Let's say that we have the following data in the renovate table:

platform organisation repo package_name version current_version package_manager package_file_path datasource dep_types
gitlab technottingham Hack24-API mongo 3.4.3 3.4.3 docker-compose docker-compose.yml docker []
gitlab jamietanna annadodson monachus/hugo gitlabci .gitlab-ci.yml docker ["image"]
github co-cddo api-catalogue ruby 3.3.0-alpine 3.3.0-alpine dockerfile Dockerfile docker ["final"]
github elastic beats busybox docker-compose .ci/jobs/docker-compose.yml docker []
github incident-io catalog-importer alpine 20230329 20230329 dockerfile Dockerfile docker ["final"]
github thechangelog changelog.com ghcr.io/thechangelog/changelog-runtime elixir-v1.14.5-erlang-v26.2-nodejs-v20.10.0 docker-compose .devcontainer/docker-compose.yml docker []
github cloud-custodian cloud-custodian cloudcustodian/c7n latest helm-values tools/ops/azure/container-host/chart/values.yaml docker []
github hashicorp consul docker.mirror.hashicorp.services/alpine 3.18 3.18 dockerfile Dockerfile docker ["stage"]
gitlab jamietanna content-negotiation openjdk 11 11 gitlabci .gitlab-ci.yml docker ["image"]
gitlab jamietanna content-negotiation-go golang 1.18 1.18 gitlabci .gitlab-ci.yml docker ["image"]
gitlab jamietanna cucumber-reporting-plugin openjdk 11 11 gitlabci .gitlab-ci.yml docker ["image"]
github wiremock wiremock-graphql-extension maven 3.6.3-jdk-11-slim 3.6.3-jdk-11-slim dockerfile wiremock-graphql-extension/Dockerfile docker ["stage"]

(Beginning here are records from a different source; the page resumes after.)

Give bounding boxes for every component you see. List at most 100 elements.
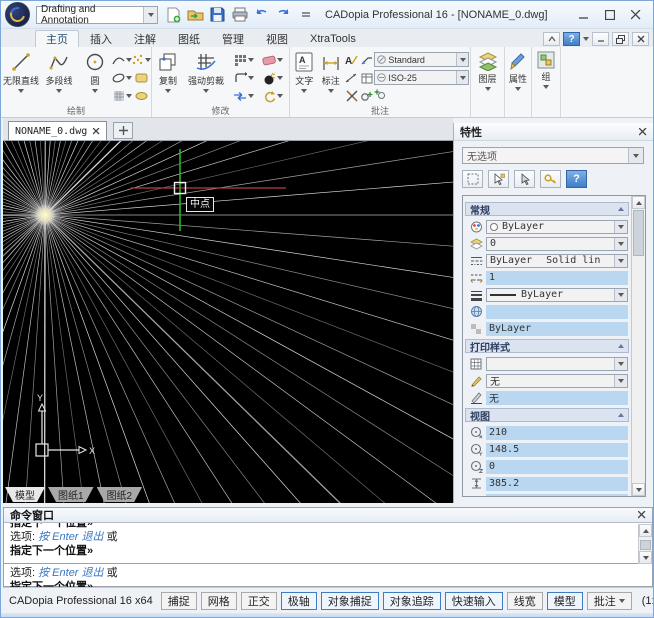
command-scrollbar[interactable]: [638, 524, 652, 564]
linetype-scale-field[interactable]: 1: [486, 271, 628, 285]
scroll-thumb[interactable]: [633, 210, 644, 256]
layout-tab-model[interactable]: 模型: [5, 487, 45, 502]
dimension-edit-tool[interactable]: [345, 72, 358, 84]
view-width-field[interactable]: [486, 494, 628, 498]
dimension-tool[interactable]: 标注: [318, 49, 345, 105]
transparency-field[interactable]: ByLayer: [486, 322, 628, 336]
lineweight-field[interactable]: ByLayer: [486, 288, 628, 302]
rectangle-tool[interactable]: [135, 73, 148, 84]
cmd-scroll-down-button[interactable]: [639, 551, 652, 564]
plot-table-field[interactable]: [486, 357, 628, 371]
draw-panel-label[interactable]: 绘制: [1, 105, 151, 117]
customize-qat-button[interactable]: [296, 5, 315, 24]
arc-tool[interactable]: [112, 54, 132, 66]
status-toggle-ortho[interactable]: 正交: [241, 592, 277, 610]
properties-help-button[interactable]: ?: [566, 170, 587, 188]
drawing-canvas[interactable]: 中点 Y X 模型 图纸1 图纸2: [3, 141, 453, 503]
command-history[interactable]: 指定下一个位置» 选项: 按 Enter 退出 或 指定下一个位置»: [4, 523, 652, 564]
properties-scrollbar[interactable]: [631, 196, 645, 496]
pickadd-toggle-button[interactable]: [540, 170, 561, 188]
power-trim-tool[interactable]: 强动剪裁: [183, 49, 229, 105]
document-tab[interactable]: NONAME_0.dwg: [8, 121, 107, 140]
ribbon-tab-view[interactable]: 视图: [255, 30, 299, 47]
doc-minimize-button[interactable]: [592, 32, 609, 46]
new-file-button[interactable]: [164, 5, 183, 24]
scroll-down-button[interactable]: [632, 483, 645, 496]
cmd-scroll-thumb[interactable]: [640, 540, 651, 550]
color-field[interactable]: ByLayer: [486, 220, 628, 234]
command-window-close-button[interactable]: [638, 511, 646, 519]
section-general[interactable]: 常规: [465, 202, 629, 216]
ribbon-tab-sheet[interactable]: 图纸: [167, 30, 211, 47]
workspace-dropdown[interactable]: Drafting and Annotation: [36, 6, 158, 24]
maximize-button[interactable]: [597, 5, 623, 25]
leader-tool[interactable]: [360, 54, 373, 66]
app-logo-icon[interactable]: [5, 2, 30, 27]
view-center-z-field[interactable]: 0: [486, 460, 628, 474]
text-style-tool[interactable]: A: [345, 54, 358, 66]
collapse-icon[interactable]: [618, 207, 624, 211]
plot-style-field[interactable]: 无: [486, 374, 628, 388]
close-button[interactable]: [623, 5, 649, 25]
rotate-tool[interactable]: [263, 90, 283, 103]
point-tool[interactable]: [132, 54, 151, 66]
select-objects-button[interactable]: [514, 170, 535, 188]
ribbon-tab-home[interactable]: 主页: [35, 30, 79, 47]
text-style-dropdown[interactable]: Standard: [374, 52, 469, 67]
section-plot-style[interactable]: 打印样式: [465, 339, 629, 353]
new-document-tab-button[interactable]: [113, 122, 133, 139]
open-file-button[interactable]: [186, 5, 205, 24]
status-toggle-object-snap[interactable]: 对象捕捉: [321, 592, 379, 610]
polyline-tool[interactable]: 多段线: [40, 49, 78, 105]
fillet-tool[interactable]: [234, 72, 254, 84]
table-tool[interactable]: [361, 73, 373, 84]
undo-button[interactable]: [252, 5, 271, 24]
ellipse-tool[interactable]: [112, 72, 132, 84]
workspace-dropdown-arrow[interactable]: [143, 7, 157, 23]
doc-restore-button[interactable]: [612, 32, 629, 46]
help-button[interactable]: ?: [563, 32, 580, 46]
annotate-panel-label[interactable]: 批注: [290, 105, 470, 117]
ribbon-tab-manage[interactable]: 管理: [211, 30, 255, 47]
region-tool[interactable]: [135, 91, 148, 101]
layer-field[interactable]: 0: [486, 237, 628, 251]
collapse-icon[interactable]: [618, 344, 624, 348]
modify-panel-label[interactable]: 修改: [152, 105, 289, 117]
status-toggle-quick-input[interactable]: 快速输入: [445, 592, 503, 610]
quick-select-button[interactable]: [488, 170, 509, 188]
help-dropdown-arrow[interactable]: [583, 37, 589, 41]
document-tab-close-icon[interactable]: [93, 128, 100, 135]
layout-tab-sheet2[interactable]: 图纸2: [97, 487, 143, 502]
scroll-up-button[interactable]: [632, 196, 645, 209]
infinite-line-tool[interactable]: 无限直线: [2, 49, 40, 105]
text-tool[interactable]: A 文字: [291, 49, 318, 105]
print-button[interactable]: [230, 5, 249, 24]
collapse-icon[interactable]: [618, 413, 624, 417]
cmd-scroll-up-button[interactable]: [639, 524, 652, 537]
status-toggle-model[interactable]: 模型: [547, 592, 583, 610]
dim-style-dropdown[interactable]: ISO-25: [374, 70, 469, 85]
doc-close-button[interactable]: [632, 32, 649, 46]
enter-exit-link-2[interactable]: 按 Enter 退出: [38, 567, 103, 579]
multiline-cross-tool[interactable]: [346, 90, 358, 102]
hatch-tool[interactable]: [113, 90, 132, 102]
view-height-field[interactable]: 385.2: [486, 477, 628, 491]
layers-tool[interactable]: 图层: [472, 49, 503, 117]
layout-tab-sheet1[interactable]: 图纸1: [48, 487, 94, 502]
view-center-y-field[interactable]: 148.5: [486, 443, 628, 457]
explode-tool[interactable]: [263, 72, 283, 85]
ribbon-collapse-button[interactable]: [543, 32, 560, 46]
status-toggle-object-track[interactable]: 对象追踪: [383, 592, 441, 610]
properties-tool[interactable]: 属性: [506, 49, 530, 117]
array-tool[interactable]: [234, 54, 254, 67]
status-toggle-grid[interactable]: 网格: [201, 592, 237, 610]
status-annotation-dropdown[interactable]: 批注: [587, 592, 632, 610]
plot-attached-field[interactable]: 无: [486, 391, 628, 405]
annotation-scale-tool[interactable]: [374, 88, 469, 100]
command-prompt[interactable]: 选项: 按 Enter 退出 或 指定下一个位置»: [4, 565, 652, 586]
selection-filter-dropdown[interactable]: 无选项: [462, 147, 644, 164]
select-set-button[interactable]: [462, 170, 483, 188]
centerline-tool[interactable]: [360, 90, 373, 103]
minimize-button[interactable]: [571, 5, 597, 25]
erase-tool[interactable]: [262, 55, 283, 66]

(Note: this is a subset of the available data)

Query

The dmd CLI has an inbuilt query that produced the following output:

$ dmd report mostPopularDockerImages --db dmd.db
Renovate
+----------------------------------+-----+
| REGISTRY                         |   # |
+----------------------------------+-----+
| docker.io                        | 651 |
| ghcr.io                          |  24 |
| docker.mirror.hashicorp.services |  20 |
| gcr.io                           |  19 |
| docker.elastic.co                |  17 |
| public.ecr.aws                   |  12 |
| registry1.dsop.io                |  11 |
| mcr.microsoft.com                |   8 |
| registry.gitlab.com              |   8 |
| registry.access.redhat.com       |   3 |
| quay.io                          |   3 |
| registry1.dso.mil                |   2 |
+----------------------------------+-----+
+----------------------------------+-----+
| NAMESPACE                        |   # |
+----------------------------------+-----+
| library                          | 499 |
| ghcr.io/gravitational            |  18 |
| dockersamples                    |  12 |
| gcr.io/distroless                |  11 |
| public.ecr.aws/gravitational     |  10 |
| registry1.dsop.io/redhat/ubi     |  10 |
| docker.mirror.hashicorp.services |  10 |
| wiremock                         |   8 |
| docker                           |   8 |
| docker.elastic.co/elasticsearch  |   7 |
| cimg                             |   6 |
| hashicorpdev                     |   6 |
+----------------------------------+-----+
+---------+----+
| IMAGE   |  # |
+---------+----+
| alpine  | 57 |
| golang  | 53 |
| node    | 40 |
| docker  | 38 |
| python  | 25 |
| nginx   | 24 |
| ruby    | 23 |
| debian  | 22 |
| ubuntu  | 22 |
| redis   | 20 |
| openjdk | 18 |
| busybox | 14 |
+---------+----+

Note that this isn't straightforward to do with an SQL statement on its own.